Early cognitive and prolonged exposure therapy are associated with accelerated recovery from post-traumatic stress disorder (PTSD), however the long-term effects of therapy are unclear.
“PTSD is very often a disorder that starts by trauma survivors expressing symptoms shortly or immediately after trauma. The majority of those [patients] express symptoms, which I think, are basically normal reactions of being shocked,” Arieh Shalev, MD of NYU Langone Medical Center in New York, said in an interview. “There is a minority, depending on the severity of the traumatic event, that remains with symptoms for a very long period of time.”
“When people have expressed those symptoms for about 6 months to a year and a half, they are there to stay. The disorder becomes entrenched or gets into a prolonged, basically unremitting phase. The importance of intervening early is actually to try and prevent people from getting to this stable pathological equilibrium,” he said.
Dr Shalev and colleagues sought to investigate the long-term effects of cognitive behavioral therapy (CBT) on PTSD outcomes. Their findings were published in the Journal of Clinical Psychiatry. For the study, patients admitted with acute PTSD based on DSM-IV criteria were randomized to 12 weeks of cognitive therapy (n=40), prolonged exposure (n=63), placebo (n=23), or concealed escitalopram (n=23). Participants, including those who declined treatment (n=82), were followed and assessed at 5 months and 36 months.
At 5-month follow-up, patients in the cognitive therapy and prolonged exposure groups demonstrated a lower prevalence of PTSD (18.2% and 21.4%, respectively) than the placebo, escitalopram, and no-intervention groups (P=.001). The authors also noted reduced Clinician-administered PTSD Scale (CAPS) scores in the cognitive therapy and prolonged exposure groups from baseline to 5 months that remained stable.

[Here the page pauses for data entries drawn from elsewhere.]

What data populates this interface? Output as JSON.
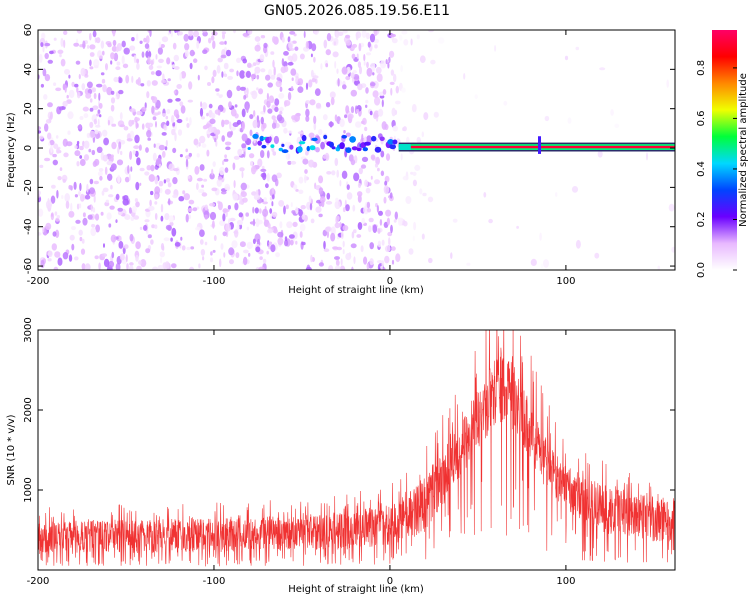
{
  "figure_title": "GN05.2026.085.19.56.E11",
  "chart_data": [
    {
      "type": "heatmap",
      "title": "GN05.2026.085.19.56.E11",
      "xlabel": "Height of straight line (km)",
      "ylabel": "Frequency (Hz)",
      "xlim": [
        -200,
        162
      ],
      "ylim": [
        -62,
        60
      ],
      "xticks": [
        "-200",
        "-100",
        "0",
        "100"
      ],
      "yticks": [
        "60",
        "40",
        "20",
        "0",
        "-20",
        "-40",
        "-60"
      ],
      "colorbar": {
        "label": "Normalized spectral amplitude",
        "range": [
          0.0,
          0.95
        ],
        "ticks": [
          "0.0",
          "0.2",
          "0.4",
          "0.6",
          "0.8"
        ],
        "colors": [
          "#ffffff",
          "#e8b8ff",
          "#6a00ff",
          "#0044ff",
          "#00d8ff",
          "#00ff3a",
          "#f0ff00",
          "#ff8800",
          "#ff0000",
          "#ff0066"
        ]
      },
      "features": [
        {
          "name": "noise field",
          "x_range": [
            -200,
            5
          ],
          "freq_range": [
            -62,
            60
          ],
          "amplitude": 0.1
        },
        {
          "name": "diffuse fade",
          "x_range": [
            5,
            162
          ],
          "freq_range": [
            -62,
            60
          ],
          "amplitude": 0.04
        },
        {
          "name": "emerging carrier",
          "x_range": [
            -80,
            5
          ],
          "freq_center": 2,
          "amplitude": 0.25
        },
        {
          "name": "stable carrier",
          "x_range": [
            5,
            162
          ],
          "freq_center": 0.5,
          "freq_width": 3,
          "amplitude": 0.9
        },
        {
          "name": "spike",
          "x": 85,
          "freq_range": [
            -3,
            6
          ],
          "amplitude": 0.25
        }
      ]
    },
    {
      "type": "line",
      "xlabel": "Height of straight line (km)",
      "ylabel": "SNR (10 * v/v)",
      "xlim": [
        -200,
        162
      ],
      "ylim": [
        0,
        3000
      ],
      "xticks": [
        "-200",
        "-100",
        "0",
        "100"
      ],
      "yticks": [
        "3000",
        "2000",
        "1000"
      ],
      "color": "#f03232",
      "series": [
        {
          "name": "SNR envelope",
          "x": [
            -200,
            -180,
            -160,
            -140,
            -120,
            -100,
            -80,
            -60,
            -40,
            -20,
            0,
            10,
            20,
            30,
            40,
            50,
            60,
            65,
            70,
            80,
            90,
            100,
            110,
            120,
            130,
            140,
            150,
            162
          ],
          "base": [
            200,
            200,
            210,
            210,
            220,
            220,
            230,
            240,
            250,
            260,
            300,
            350,
            480,
            800,
            1150,
            1500,
            1800,
            1850,
            1750,
            1350,
            950,
            750,
            580,
            480,
            400,
            380,
            360,
            350
          ],
          "top": [
            620,
            620,
            630,
            640,
            650,
            650,
            660,
            680,
            700,
            750,
            820,
            950,
            1200,
            1500,
            1850,
            2250,
            2650,
            2720,
            2600,
            2100,
            1600,
            1300,
            1150,
            1080,
            1000,
            950,
            920,
            900
          ]
        }
      ]
    }
  ]
}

At the 3-year assessment, researchers found a similar prevalence of PTSD in the groups (P=.74) and similar levels of PTSD symptoms based on CAPS scores (P=.99).

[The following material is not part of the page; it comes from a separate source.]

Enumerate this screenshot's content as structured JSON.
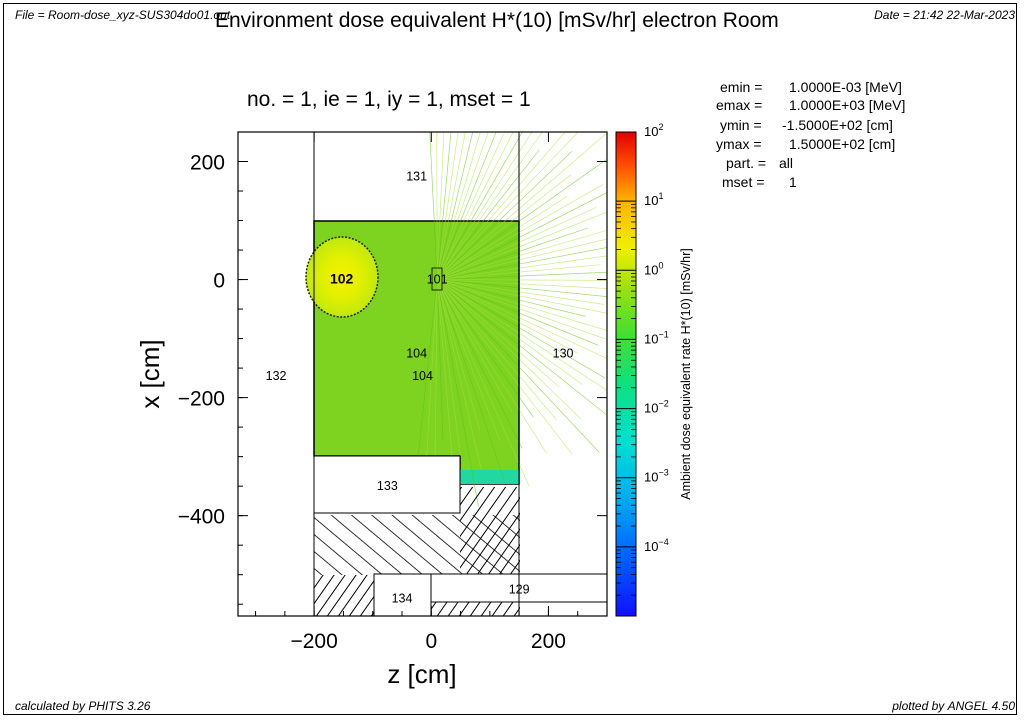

The results suggest that “providing CBT effectively reduces the duration of suffering and dysfunctioning.” The authors explained that the prevalence of PTSD at 3 years was in line with previous findings that indicate nearly one-third of patients with PTSD do not recover.
“Once you’ve recovered with therapy, then [PTSD] is stable. You don’t relapse,” Dr Shalev said. “There are people who do not respond [to therapy] and they deserve a second-line treatment that we should now be much more active in researching.”
The study was funded by the US Public Health Services. Dr Shalev reported a grant from Lundbeck Pharmaceuticals Ltd.
Reference
Shalev AY, Ankri Y, Gilad M, et al. Long-Term Outcome of Early Interventions to Prevent Posttraumatic Stress Disorder. J Clin Psychiatry. 2016; doi:10.4088/JCP.15m09932.